Candidates for York & North Yorkshire Mayor set out their pitches

ITV Tyne Tees Political Correspondent Tom Sheldrick took a road trip to meet the candidates for York and North Yorkshire Mayor, ahead of the election on 2 May

The Mayor for York and North Yorkshire will oversee an area covering more than 3,500 square miles, with 800,000 residents.

It takes in two dramatic national parks, a stunning coastline and the historic city of York.

The mayoral role is newly created. They will lead a combined authority, with significant funding and powers over transport, regeneration and skills, as well as overseeing the police and fire service.

Six people are standing for election: Conservative, Labour, Liberal Democrat, Green and two independent candidates.

On a road trip around the vast patch, ITV Tyne Tees asked each of them about their policies and priorities.

The Green Party candidate Kevin Foster. Credit: ITV Tyne Tees

We started at Catterick Garrison, where Kevin Foster is a local Green Party councillor and their candidate for mayor.

He told ITV Tyne Tees he would prioritise "better services, more connectivity for tourism and our businesses" and getting extra funding from the government to ensure "a nice Yorkshire that we're proud of".

He said voting for the Greens means other parties "copy our policies" on the environment.

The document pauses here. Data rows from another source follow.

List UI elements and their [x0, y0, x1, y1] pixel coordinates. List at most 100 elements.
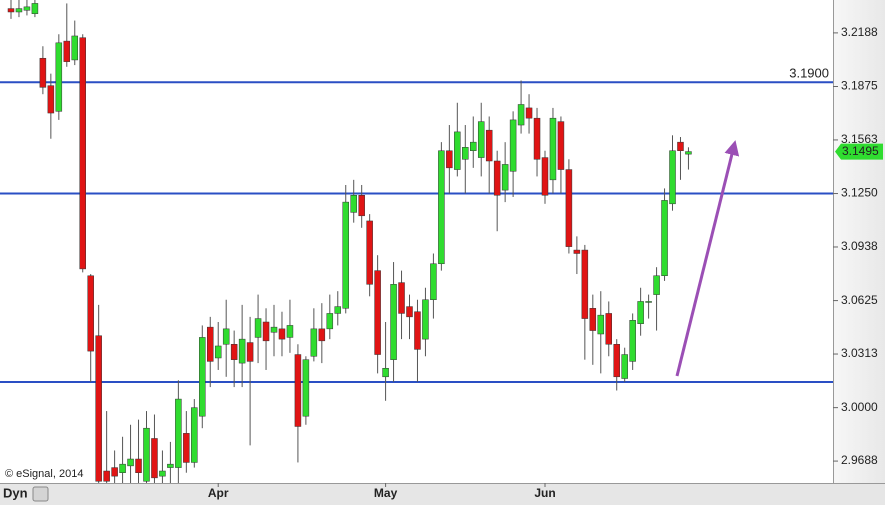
last-price-marker: [835, 143, 883, 160]
candle-body: [143, 427, 150, 482]
plot-area: [0, 0, 833, 483]
candle-body: [63, 40, 71, 62]
candle-body: [334, 306, 342, 314]
candle-body: [199, 337, 206, 417]
candle-body: [238, 338, 246, 364]
candle-body: [15, 8, 23, 13]
candle-body: [31, 3, 39, 14]
candle-body: [175, 398, 182, 468]
candle-body: [613, 344, 620, 378]
y-tick-label: 3.1563: [841, 132, 878, 146]
candle-body: [191, 407, 198, 463]
candle-body: [605, 313, 612, 345]
candle-body: [573, 249, 581, 254]
candle-body: [430, 263, 437, 300]
candle-body: [111, 467, 118, 477]
candle-body: [286, 325, 294, 338]
candle-body: [310, 328, 318, 357]
y-tick-label: 2.9688: [841, 453, 878, 467]
toolbar-label[interactable]: Dyn: [3, 485, 28, 500]
candle-body: [167, 463, 174, 468]
watermark: © eSignal, 2014: [5, 468, 83, 480]
candle-body: [629, 320, 636, 362]
candle-body: [685, 151, 692, 155]
candle-body: [39, 57, 47, 88]
toolbar-icon[interactable]: [32, 486, 49, 502]
candle-body: [183, 433, 190, 463]
candle-body: [669, 150, 676, 205]
candle-body: [207, 326, 214, 362]
candle-body: [302, 359, 310, 417]
candle-body: [390, 284, 397, 360]
y-axis-area: [833, 0, 885, 483]
candle-body: [677, 141, 684, 151]
candle-body: [159, 470, 166, 477]
y-tick-label: 3.2188: [841, 25, 878, 39]
candle-body: [326, 313, 334, 330]
candle-body: [517, 104, 525, 126]
candle-body: [533, 117, 541, 160]
candle-body: [645, 301, 652, 303]
candle-body: [454, 131, 461, 170]
candle-body: [294, 354, 302, 427]
x-axis-area: [0, 483, 885, 505]
candle-body: [119, 463, 126, 473]
candle-body: [350, 195, 357, 213]
horizontal-line-label: 3.1900: [789, 66, 829, 81]
y-tick-label: 3.0313: [841, 346, 878, 360]
candle-body: [382, 367, 389, 378]
candle-body: [222, 328, 230, 345]
last-price-label: 3.1495: [842, 144, 879, 158]
y-tick-label: 3.0000: [841, 400, 878, 414]
candle-body: [95, 335, 102, 482]
candle-body: [485, 129, 493, 162]
candle-body: [7, 8, 15, 13]
candle-body: [214, 345, 222, 359]
candle-body: [230, 344, 238, 360]
candle-body: [581, 249, 589, 319]
candle-body: [278, 328, 286, 340]
candle-body: [71, 35, 79, 61]
candle-body: [653, 275, 660, 295]
candle-body: [477, 121, 485, 158]
candle-body: [79, 37, 86, 270]
candle-body: [541, 157, 549, 196]
y-tick-label: 3.0938: [841, 239, 878, 253]
candle-body: [438, 150, 445, 265]
candle-body: [470, 141, 477, 151]
candle-body: [525, 107, 533, 119]
candle-body: [366, 220, 373, 285]
candle-body: [151, 438, 158, 479]
candle-body: [509, 119, 517, 172]
candle-body: [557, 121, 565, 170]
candle-body: [374, 270, 381, 355]
x-tick-label: Apr: [208, 486, 229, 500]
candle-body: [589, 308, 597, 331]
candle-body: [254, 318, 262, 338]
candle-body: [621, 354, 628, 379]
candle-body: [637, 301, 644, 324]
candle-body: [462, 147, 469, 160]
candle-body: [398, 282, 405, 314]
candle-body: [318, 328, 326, 342]
y-tick-label: 3.1875: [841, 79, 878, 93]
candle-body: [493, 160, 501, 196]
candle-body: [47, 85, 55, 114]
candle-body: [55, 42, 63, 112]
x-tick-label: Jun: [534, 486, 555, 500]
candle-body: [358, 195, 365, 217]
candle-body: [342, 201, 349, 309]
y-tick-label: 3.0625: [841, 293, 878, 307]
candle-body: [414, 311, 421, 350]
candle-body: [597, 314, 605, 335]
candle-body: [127, 458, 134, 467]
candle-body: [565, 169, 573, 247]
candle-body: [549, 117, 557, 181]
candle-body: [135, 458, 142, 473]
candle-body: [270, 326, 278, 333]
candle-body: [661, 200, 668, 277]
candle-body: [23, 6, 31, 11]
candle-body: [501, 164, 509, 191]
trend-arrow: [675, 140, 740, 377]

Liberal Democrats candidate Felicity Cunliffe-Lister. Credit: ITV Tyne Tees

Further south in Swinton Park, near Masham, was Felicity Cunliffe-Lister - the Countess of Swinton by marriage. She is a local Liberal Democrat councillor and is standing for the party for mayor.

She wants York and North Yorkshire to be "a thriving hub for innovation, research and skills", and become carbon neutral.

She insisted she does have "a good understanding" of the pressures facing many people.

Independent candidate Keith Tordoff. Credit: ITV Tyne Tees

Our next stop was Pateley Bridge, where Keith Tordoff owns a film poster shop. He is a former police officer and an independent candidate for mayor.

He said he would make it a priority to "create opportunities, particularly for young people".

He insisted his pledge to give some households with free chickens was "serious", and their eggs would provide families with nutrition.

Independent candidate Paul Haslam. Credit: ITV Tyne Tees

We headed to Nidd Gorge, near Harrogate, where Paul Haslam is a local councillor. He is running for mayor as an independent candidate, having recently left the Conservatives.

He told ITV Tyne Tees that was because he is "frustrated at the lack of pace of change".

His pledges include creating an "integrated transport system" and supporting local farmers.

Labour candidate David Skaith. Credit: ITV Tyne Tees

We drove to York, where Labour candidate David Skaith runs a clothes shop. He is a former chair of the York High Street Forum.

He accepted he has no political experience, but pointed to his "business background", his wife's experiences as a teacher and his brother's as a police officer.

His policies include building "truly affordable homes for rent and for ownership".

Conservative candidate Keane Duncan. Credit: ITV Tyne Tees

The final candidate on the trip was Conservative Keane Duncan in Malton.

He is a local councillor, a former leader of Ryedale District Council, and now has a senior role on North Yorkshire Council.

His pledges include "half-price homes for first-time buyers", and buying and restoring the Grand Hotel in Scarborough.

He insisted that policy "can be done and... must be done", as it would revive the town.

The York and North Yorkshire mayoral election will take place on Thursday 2 May, with the result due the following day.